After offering a patch to Android partners, Google said Tuesday it’s working on a Stagefright fix for Nexus devices that should be ready next week.
Stagefright is probably the worst vulnerability ever discovered in Android. It can infect your device through an MMS message and allow a third-party to monitor your activity without your knowledge.
Google already sent patches out to hardware partners and emphasized Android’s sandboxing technologies could prevent a catastrophe if your device is infected.
A Google spokesperson gave the following statement to Android Police:
This vulnerability was identified in a laboratory setting on older Android devices, and as far as we know, no one has been affected. As soon as we were made aware of the vulnerability we took immediate action and sent a fix to our partners to protect users.

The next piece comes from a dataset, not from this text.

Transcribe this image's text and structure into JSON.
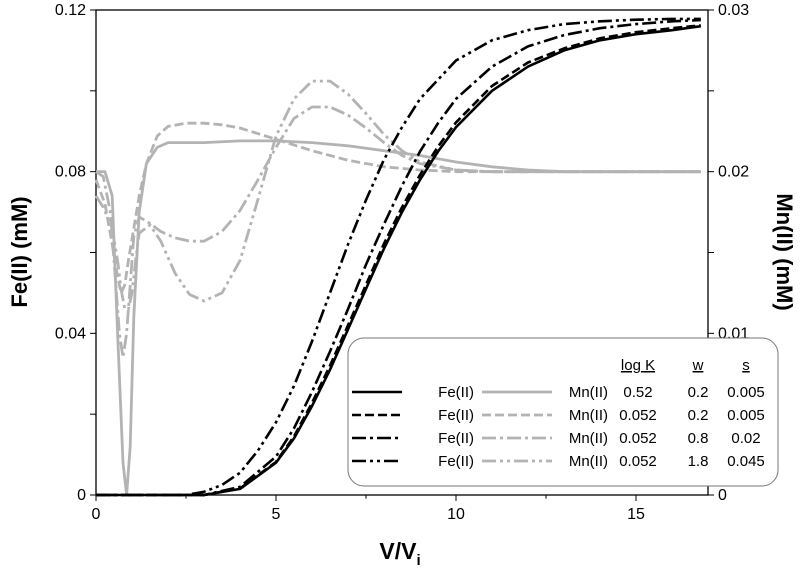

As part of a regularly scheduled security update, we plan to push further safeguards to Nexus devices starting next week. And, we’ll be releasing it in open source when the details are made public by the researcher at BlackHat.
The story behind the story: The security firm Zimperium Labs discovered the bug in April and reported it to Google, offering them the industry standard 120-day window of secrecy.
Despite creating a fix, this must be siphoned through the long tube of Android updates. Manufacturers must apply it to their custom Android version. Then carriers must approve and send out the update.
This illustrates one of the major problems with Android’s fragmentation. Hopefully, Stagefright will help the industry recognize there’s more at stake to timely Android updates than missing the latest features. It’s created an unsustainable structure to keeping the ecosystem secure.